Fine-tuning not included

Fine-tuned models cost more per token to call, and there is a one-off training fee on top. If you are using a fine-tuned model in production, look up the inference rate for your specific tuned model and substitute it for the relevant base price.

How to read the comparison table

The table sorts cheapest first. That's a useful starting point, but it is not the whole story. The cheap models are cheap because they are smaller; on a hard task they may need more retries, longer chain-of-thought, or hand-holding from a cleverer model in a fallback chain. Run a representative test on each candidate before committing your spending to the cheapest row.

If two providers are within a few percent of each other on price, your tiebreaker is usually quality, latency, or which one your team already has accounts and observability set up for. The provider switching cost is real, and almost never worth it for a small price delta.

Trimming an LLM bill, in rough order of impact

If the number this calculator just produced gave you a fright, the highest-leverage moves are usually:

Cap output tokens. Set max_tokens. Models will happily ramble at 75 dollars per million if you let them.
Move the workhorse to a smaller model. Most tasks do not need the flagship. Sonnet, Haiku, GPT-5.4 mini, Gemini Flash and DeepSeek V4-Flash will all handle classification, extraction and short summarisation for a fraction of the flagship cost.
Turn on prompt caching. If your system prompt is more than a few hundred tokens and you call the API more than once, caching is free money.
Batch the non-urgent stuff. Anything that doesn't need to come back inside ten seconds can run on the batch API at half price.
Tighten the prompt. Long, hand-crafted system prompts with twelve few-shot examples are reassuring to write but expensive to run a million times. A short prompt that's been tested properly usually beats a long one.

Related calculators

Other tools for the running-a-business numbers around AI work.

Frequently asked questions

Why is my actual bill different from this estimate?

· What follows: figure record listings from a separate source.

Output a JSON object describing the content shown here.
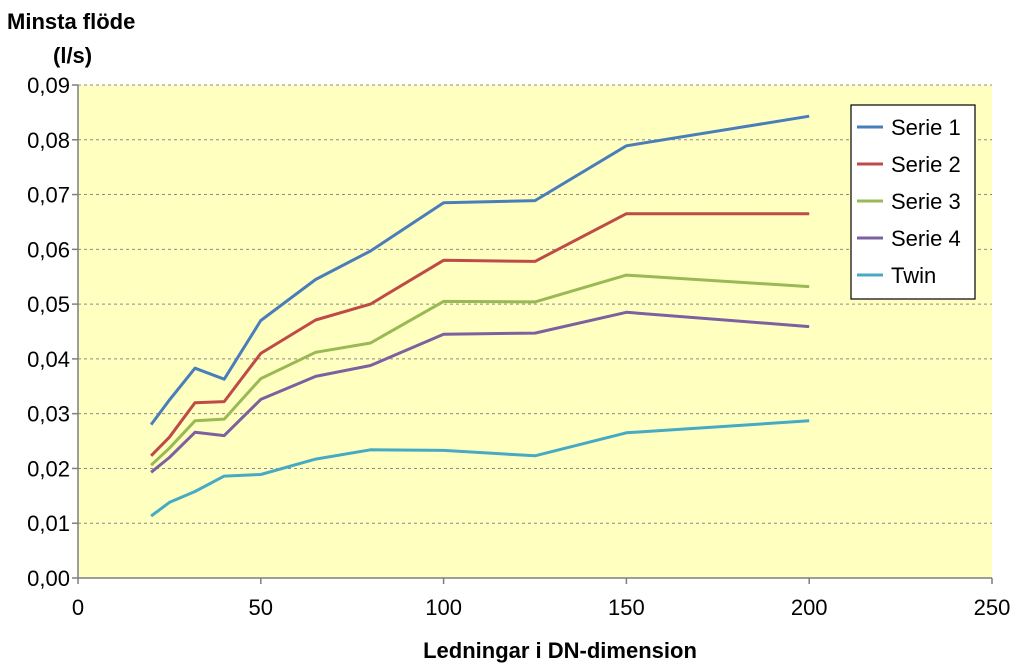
{
  "chart_data": {
    "type": "line",
    "ylabel_line1": "Minsta flöde",
    "ylabel_line2": "(l/s)",
    "xlabel": "Ledningar i DN-dimension",
    "xlim": [
      0,
      250
    ],
    "ylim": [
      0,
      0.09
    ],
    "x_ticks": [
      "0",
      "50",
      "100",
      "150",
      "200",
      "250"
    ],
    "y_ticks": [
      "0,00",
      "0,01",
      "0,02",
      "0,03",
      "0,04",
      "0,05",
      "0,06",
      "0,07",
      "0,08",
      "0,09"
    ],
    "grid": true,
    "legend_position": "top-right",
    "plot_background": "#ffffc0",
    "x": [
      20,
      25,
      32,
      40,
      50,
      65,
      80,
      100,
      125,
      150,
      200
    ],
    "series": [
      {
        "name": "Serie 1",
        "color": "#4a7ebb",
        "values": [
          0.028,
          0.0325,
          0.0383,
          0.0363,
          0.047,
          0.0545,
          0.0597,
          0.0685,
          0.0689,
          0.0789,
          0.0843
        ]
      },
      {
        "name": "Serie 2",
        "color": "#be4b48",
        "values": [
          0.0223,
          0.0257,
          0.032,
          0.0322,
          0.041,
          0.0471,
          0.05,
          0.058,
          0.0578,
          0.0665,
          0.0665
        ]
      },
      {
        "name": "Serie 3",
        "color": "#98b954",
        "values": [
          0.0206,
          0.0237,
          0.0287,
          0.029,
          0.0364,
          0.0412,
          0.0429,
          0.0505,
          0.0504,
          0.0553,
          0.0532
        ]
      },
      {
        "name": "Serie 4",
        "color": "#7d60a0",
        "values": [
          0.0193,
          0.022,
          0.0266,
          0.026,
          0.0326,
          0.0368,
          0.0388,
          0.0445,
          0.0447,
          0.0485,
          0.0459
        ]
      },
      {
        "name": "Twin",
        "color": "#46aac5",
        "values": [
          0.0113,
          0.0138,
          0.0158,
          0.0186,
          0.0189,
          0.0217,
          0.0234,
          0.0233,
          0.0223,
          0.0265,
          0.0287
        ]
      }
    ]
  }
}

Three reasons usually. The four-chars-per-token approximation is close but not exact (about ±15% for English prose, more for code or non-Latin scripts). Real workloads include retries, system prompts, conversation history and the occasional runaway response. And this tool does not model prompt caching, batch discounts, image or audio tokens, or vision add-ons. Treat the figure as a first-pass estimate, not an invoice.

What is a token?

A token is the unit a language model bills on. Roughly four characters of English text, or about three quarters of a word. Different model families use different tokenisers, so the exact count for the same prompt varies between providers. For the precise number, paste the text into the provider's official tokeniser tool or call their count-tokens endpoint.

Does this include caching or batch discounts?

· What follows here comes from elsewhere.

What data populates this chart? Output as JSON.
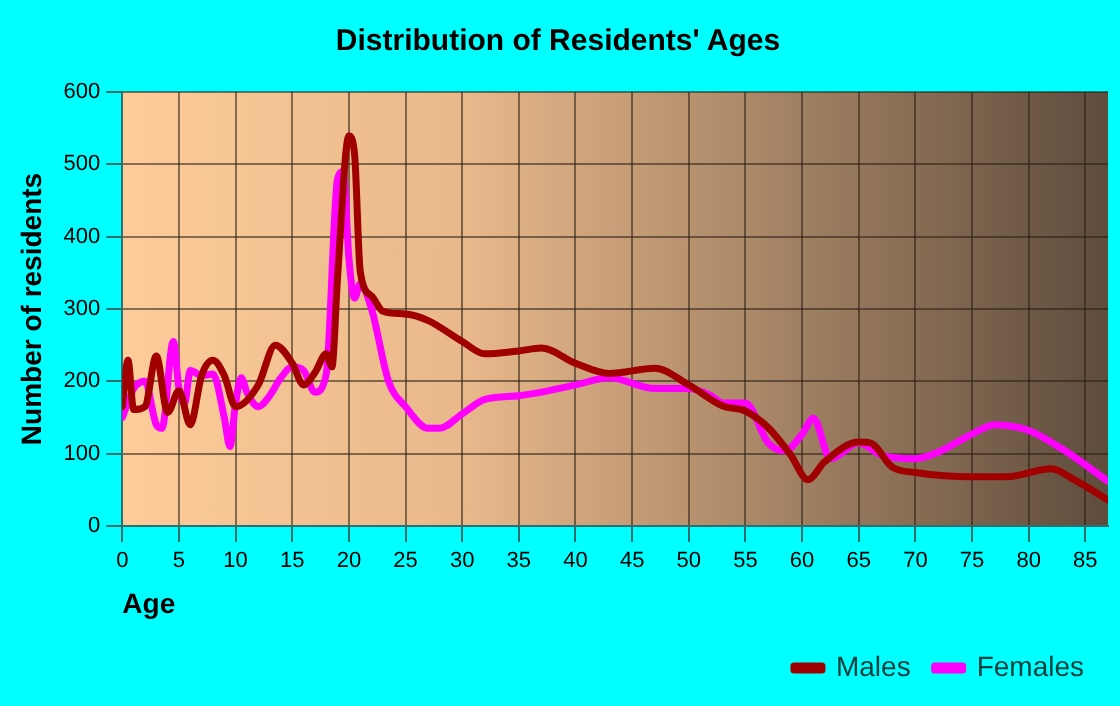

No. The figures are standard, non-cached, non-batch list prices. Prompt caching can knock 50 to 90 percent off repeated input tokens, and batch APIs take another 50 percent off in exchange for slower turnaround. High-volume workloads with stable system prompts will pay less than this calculator suggests.

How often is the pricing updated?

The Last verified date on the page tells you when the figures were last checked against the providers' official pricing pages. Pricing is baked into the page so it loads fast and works without any API calls, but that means it can drift if a provider drops their prices and we have not yet pushed the update. Sanity-check against the provider's own pricing page before signing off a budget.

What about embedding models?

Embedding models are priced separately, with input-only billing and rates two or three orders of magnitude lower than chat models. This calculator focuses on chat and completion models, which is where the real spend sits. For an embedding cost, multiply your total document tokens by the provider's embedding rate (often a few cents per million).

Does this calculator send my prompts anywhere?

No. Everything runs in your browser. The text you paste never leaves your device.

Last updated 29 April 2026 by Andrew Laws.